STJ, REsp 1.894.519, Rel. Min. Rogerio Schietti Cruz, 6ª Turma, j. 07.06.2022: A discussão acerca da correta capitulação jurídica dada aos fatos perpassa pela própria distinção entre os delitos previstos nos arts 171, § 3°, do CP e 40, caput e § 2o, da Lei n. 8.313/1991. No estelionato, a vantagem obtida por meio de fraude em prejuízo alheio pode ser qualquer uma que tenha conteúdo patrimonial; já no crime previsto no art. 40 da Lei Rouanet, a vantagem obtida com a fraude é previamente estabelecida (redução do imposto de renda) e o autor somente pode ser a pessoa que se beneficiou com o incentivo. No parágrafo 2o, equipara-se a conduta prevista no caput do art. 40 àquela de que quem se beneficia com os recursos oriundos da redução de imposto de renda (por meio da renúncia fiscal) e deixa de promover, sem justa causa, a atividade cultural objeto do incentivo.

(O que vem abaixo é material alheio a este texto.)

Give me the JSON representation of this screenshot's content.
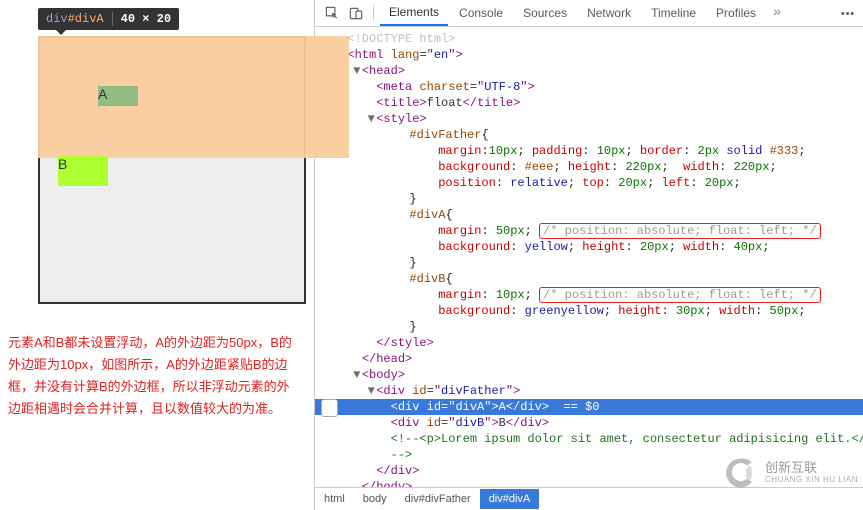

O tipo penal previsto no art. 40 da Lei n. 8.313/1991 deve ser considerado especial em relação ao estelionato porque tem elementos da descrição geral com alguns outros elementos especializantes (específicos). A relação de especialidade ocorre quando um preceito penal reúne todos os elementos de outro e só se diferencia dele por conter, ao menos, um elemento adicional que permita antever a previsão fática de um ponto de vista específico. Assim, uma vez aparentemente aplicáveis ao mesmo fato uma norma geral (gênero) e outra norma especial (espécie), deve prevalecer a que contenha esses elementos especializantes, que melhor identificam o caso concreto.
A despeito da complexidade e da elaborada forma com que eram usados fraudulentamente os recursos públicos captados por meio de renúncia fiscal que deveriam ser destinados para a cultura, não há como deixar de reconhecer que o objeto central de todo o esquema engendrado e descortinado pela “Operação Boca Livre” era obter vantagem ilícita consistente em valores auferidos por meio da Lei Rouanet, os quais não eram aplicados em atividade cultural, objeto do incentivo.
Mostra-se inadequado, em razão dos fatos narrados e do princípio da especialidade, atribuir à conduta dos acusados o tipo previsto no art. 171, § 3o, do CP (estelionato contra a União), senão o delito previsto no art. 40 da Lei n. 8313/1991, dadas as especificidades que envolvem o caso, os quais têm regulamento e previsão típica própria, que tutela não só o aspecto tributário relacionando as renúncias fiscais, como afirma o recorrente, mas também importante aspecto ligado ao acesso e à democratização da cultura.